Rather, it treated the provider’s reimbursement claims as typical out of network claims for ERISA health benefits–at least with respect to tests administered for participants in employer-sponsored plans. Although the Court held that a claim for benefits under ERISA was sufficiently plead, it made clear that, as in other ERISA benefit litigation, the provider must have received from its patients a valid assignment, which yet may be subject to a plan’s anti-assignment clause. Evidence of the provider’s right to sue for each of the tests it administered will be relevant at trial.

Although benefit claims typically require allegations that the respective health plans actually covered the services provided, the court did not require such allegations, reasoning that the CARES Act effectively modified the terms of the respective plans to cover testing as provided in the statute and associated regulations. The Court did not address, however, whether the testing was for diagnostic purposes as opposed to purposes of “surveillance,” i.e. testing to satisfy public health or employment requirements, which do not fall within the federal mandate. See DOL FAQ’s About Family First Coronavirus Response Act and Coronavirus Aid, Relief, and Economic Security Act Implementation Part 44, Q.2.

In other words, as reiterated in later regulatory guidance regarding over the counter COVID-19 tests, Plans are required to cover some but not all tests. See DOL FAQs About Affordable Care Act Implementation Part 51, Families First Coronavirus Response Act And Coronavirus Aid, Relief, and Economic Security Act Implementation, Q4.  Arguably, allegations that tests meet the statutory criteria are necessary to establish coverage. See Almont Ambulatory Surgery Center, LLC v. UnitedHealth Group, 99 F. Supp. 3d 1110, 1155-60 (C.D. Cal. 2015). They may also be relevant to failure to exhaust administrative remedies defenses, as well as subject to proof at trial.

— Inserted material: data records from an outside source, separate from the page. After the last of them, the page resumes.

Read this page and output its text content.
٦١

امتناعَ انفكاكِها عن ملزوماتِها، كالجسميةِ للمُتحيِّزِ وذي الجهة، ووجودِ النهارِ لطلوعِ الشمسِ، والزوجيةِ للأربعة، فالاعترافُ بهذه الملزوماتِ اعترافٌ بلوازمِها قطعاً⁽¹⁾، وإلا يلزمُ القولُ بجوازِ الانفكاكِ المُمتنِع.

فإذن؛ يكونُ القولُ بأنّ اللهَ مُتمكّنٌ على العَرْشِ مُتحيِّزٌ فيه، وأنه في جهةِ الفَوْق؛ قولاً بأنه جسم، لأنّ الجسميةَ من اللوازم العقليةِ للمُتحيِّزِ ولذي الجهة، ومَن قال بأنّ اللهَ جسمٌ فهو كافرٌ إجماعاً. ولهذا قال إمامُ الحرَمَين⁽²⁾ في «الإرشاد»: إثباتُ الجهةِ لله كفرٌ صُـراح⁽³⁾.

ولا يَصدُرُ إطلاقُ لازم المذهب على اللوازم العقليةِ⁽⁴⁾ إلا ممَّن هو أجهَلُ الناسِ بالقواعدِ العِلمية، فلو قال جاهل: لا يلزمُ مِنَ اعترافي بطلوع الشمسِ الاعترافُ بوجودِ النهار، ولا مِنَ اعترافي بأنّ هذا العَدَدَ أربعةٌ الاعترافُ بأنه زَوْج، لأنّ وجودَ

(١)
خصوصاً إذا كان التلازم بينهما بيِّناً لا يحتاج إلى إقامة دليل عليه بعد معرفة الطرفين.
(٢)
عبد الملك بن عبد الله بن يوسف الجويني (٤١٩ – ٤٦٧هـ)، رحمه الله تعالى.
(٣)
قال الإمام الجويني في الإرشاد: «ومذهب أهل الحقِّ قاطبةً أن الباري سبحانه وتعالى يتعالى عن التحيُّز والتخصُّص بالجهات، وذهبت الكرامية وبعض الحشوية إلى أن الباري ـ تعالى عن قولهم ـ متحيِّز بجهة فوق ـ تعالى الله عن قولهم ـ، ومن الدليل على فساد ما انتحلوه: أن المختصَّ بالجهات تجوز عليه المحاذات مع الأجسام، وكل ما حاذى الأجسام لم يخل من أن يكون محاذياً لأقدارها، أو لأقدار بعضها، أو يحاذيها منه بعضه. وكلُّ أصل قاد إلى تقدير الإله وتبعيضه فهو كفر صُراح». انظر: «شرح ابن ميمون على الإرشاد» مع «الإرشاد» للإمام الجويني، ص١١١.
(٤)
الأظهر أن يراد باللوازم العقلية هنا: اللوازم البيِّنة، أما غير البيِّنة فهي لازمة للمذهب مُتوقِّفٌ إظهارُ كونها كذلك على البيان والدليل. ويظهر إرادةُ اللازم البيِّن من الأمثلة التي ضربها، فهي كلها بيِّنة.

Notwithstanding the Murphy Medical decision, the existence of a CARES Act private cause of action remains a hotly debated issue. In Diagnostic Affiliates of Northeast Hou, LLC. v. United Healthcare Services, 2022 WL 214101 (S.D. Tex. Jan. 15, 2022), the Court found a private cause of action under the CARES Act, allowing the provider to challenge the plan’s denials independent of ERISA’s requirements. The Court also sustained the provider’s alternative ERISA benefit claims without requiring it to allege assignments for the various tests for which it sought reimbursement, in part because it had already found a private right of action. Underscoring the financial interests that employers may have in these cases, the provider in Diagnostic Affiliates sued 70 self-funded employers in addition to their claims administrator.

Striking a cautionary note for plans that may suspect fraud or price gouging, the Murphy Medical court let stand a “tortious interference” claim arising out of statements the defendants made in notices of denials or explanations of benefits. Unlike other state law claims dismissed as pre-empted, the court ruled that the provider had alleged conduct independent of the benefits denials.

Nevertheless, plans have a variety of options for bringing a provider’s wrongful practices to the fore. In addition to challenging the legitimacy of the provider’s “cash price” as a defense on the merits, plans may also bring claims and counterclaims for recoupment or declaratory relief, though, as is often the case with ERISA, close attention must be paid to pre-emption, standing and other procedural hurdles. See supra, Almont, 121 F. Supp. 3d 950.

As noted, in addition to affecting the pocketbooks of plan sponsors, COVID-19 testing cases raise broader implications for resolving the increasing number of claims that involve mandated benefits. To claims seeking such benefits, Plans may find that rigorous application of ERISA’s rules and protections often provides the best defense.